If they aren't yet, they will be. When I was a child I had every childhood disease there was and came through them fine, and why? Because my parents passed down natural immunities to me. In the early days of white folks in Hawaii, almost the entire island population was wiped out by a case of measles. Again, why? Because none of these people had any natural immunity to the disease. Say we go several generations down the road and childhood illnesses are wiped out to the point no one any longer needs vaccinations and for whatever weird reason measles sprung up again, how many people would die from it?

On the one hand, no one wants to lose a loved one to a disease or birth defect. But on the other hand, each person who survives that disease or has surgery to correct a birth defect and passes on the genes makes the human race weaker. It's hard to win in any case.


Quote:
Originally Posted by jorelq
I came across these defintions of which it would be true that a Christian has no problems with the first two.
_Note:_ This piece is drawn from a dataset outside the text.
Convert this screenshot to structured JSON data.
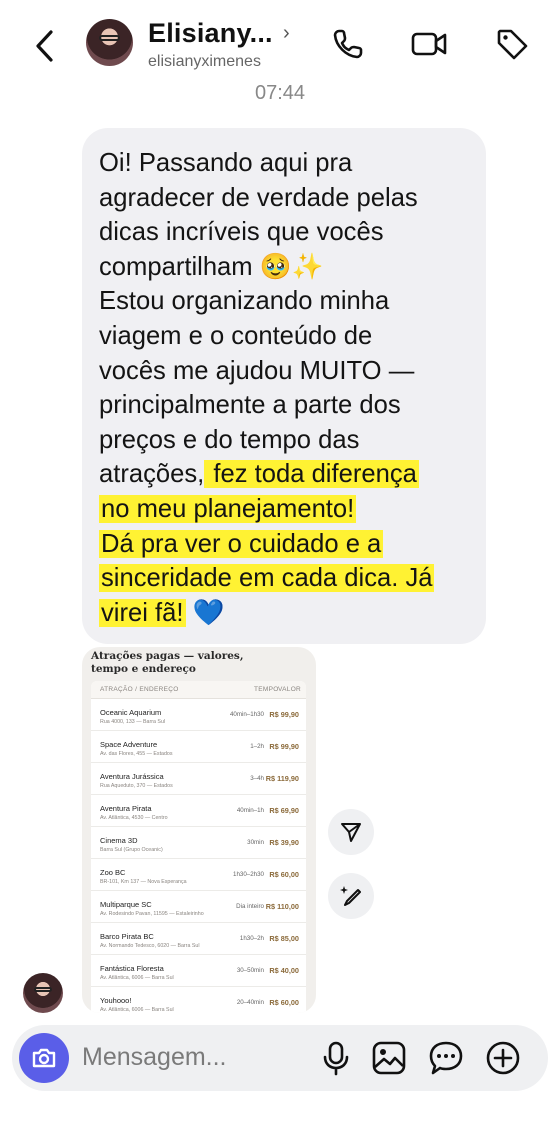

"selective evolution": This refers to genetic variation that gets selected through successive generations. In short, this is just genetics, and this what natural selection has to do with. Importantly, this kind of evolution involves no mutation. This includes the examples you bring up such as dog breeding and covers the selective breeding of everything from farm animals to plants. This is the type of evolution you're referring to when you talk about "survival of the fittest".
"mutative evolution": This type of evolution involves mutation of existing genetic information. This covers things like color-blindness, bacterial resistance to drugs, sickle-cell anemia, etc.
"creative evolution": This is the kind of evolution that claims to create new features or structures of an organism that didn't exist before, and requires an increase in genetic information. This covers the "goo to you", or "monkey to man" evolution, and includes such things as the evolution of multicellular organisms from single-celled, prokaryote cells from eukaryote, the origin of the cell, and the very creation of life from non-living matter.

Its the 3rd one where the real debates begin. And, as a believer, I do not buy into. Cats have always been cats, fish - fish, dogs - dogs and man - man. I have yet to run across a monkey man although many of my friends are quite hairy.

Jorel



Excellent points!!! I guess my post was directed towards "creative evolution", whereas I see no proof of (I was not aware that there were three "different" types or definitions).